Enfin, les nouveaux entrants (Trenitalia, Renfe Viajeros) sur le SLO ont négocié avec SNCF Réseau des réductions des redevances pour accompagner le lancement de leurs services ferroviaires pour leurs trois premières années d’exploitation, ce qui explique aussi leur politique commerciale « agressive » pour conquérir de nouvelles parts de marché. La question se pose de la pérennité de ces politiques commerciales.

Une tarification fondée sur le yield management

Au-delà du niveau des tarifs, les usagers du transport ferroviaire dénoncent depuis longtemps leur complexité. Pour une même classe de réservation et sur un même train, de nombreux tarifs différents existent et les usagers ont bien du mal à s’y retrouver. Ceci est lié à la mise en place progressive depuis les années 90 d’un système de tarification fondé sur le principe du yield management visant à augmenter la fréquentation des trains tout en optimisant la tarification. Ce principe, qui permet la modulation des tarifs en fonction du taux de remplissage des trains, est utilisé par SNCF Voyageurs et par les nouveaux entrants. Ainsi, plus la demande est forte, plus les tarifs augmentent sur un même train. Dans cette logique, un renforcement de l’offre ferroviaire pourrait donc se traduire par une baisse des prix moyens sur certains trajets. Mais encore faut-il que l’offre ferroviaire puisse effectivement se développer !

Or, de nombreux obstacles (institutionnels, techniques, technologiques) demeurent qui empêchent d’envisager à court terme un réel choc de l’offre ferroviaire et un développement effectif de la concurrence. La pénurie du matériel roulant est à cet égard un facteur contraignant non seulement pour les nouveaux entrants qui peinent à acquérir de nouveaux matériels mais aussi pour l’opérateur historique. Ainsi les premiers TGV nouvelle génération commandés en 2018 par SNCF Voyageurs (dit TGV M) ne seront livrer qu’en 2025 avec quelques années de retard. Cette pénurie est aussi la conséquence de la politique industrielle de SNCF Voyageurs qui a retiré près de 200 rames TGV en dix ans et n’en a remplacé que la moitié. Comment dans ces conditions répondre à l’accroissement de la demande et envisager une baisse des prix ?

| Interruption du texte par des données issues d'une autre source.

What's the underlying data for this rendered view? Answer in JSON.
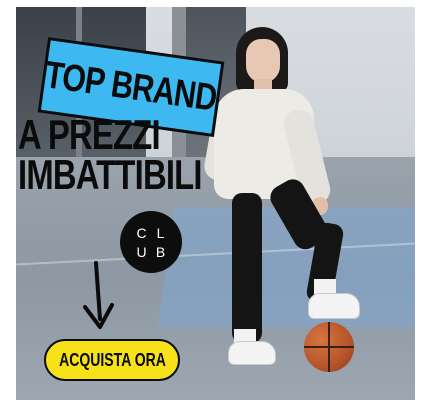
{
  "ad": {
    "badge_text": "TOP BRAND",
    "headline": [
      "A PREZZI",
      "IMBATTIBILI"
    ],
    "club_logo": [
      "C",
      "L",
      "U",
      "B"
    ],
    "cta_label": "ACQUISTA ORA",
    "arrow_icon": "arrow-down-icon",
    "colors": {
      "badge": "#3db8f0",
      "cta": "#f7e21a",
      "text": "#0b0b0b"
    }
  }
}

Certes, au-delà du niveau des prix du billet de train, la concurrence a des effets très visibles sur l’amélioration de la qualité des services, la diversification de l’offre ferroviaire, et entraine un accroissement de la demande. Mais si l’on souhaite augmenter fortement la part modale du ferroviaire nécessaire dans le cadre de la transition écologique, il convient de ne pas oublier que le signal prix reste un critère important pour le client dans le choix de son mode de transport. C’est une des conditions pour que le report modal des passagers devienne une réalité. Des solutions ponctuelles existent, tel le pass rail illimité pour les jeunes de moins de 27 ans sur tous les trains TER et Intercités pour l’été 2024 annoncé par Patrice Vergriete le 5 avril 2024. Il n’est néanmoins pas certain que l’Etat soit enclin à faire trop efforts financiers supplémentaires, alors qu’il a déjà repris ou effacé 35 milliards d’euros de la dette de SNCF Réseau depuis la réforme ferroviaire de 2018.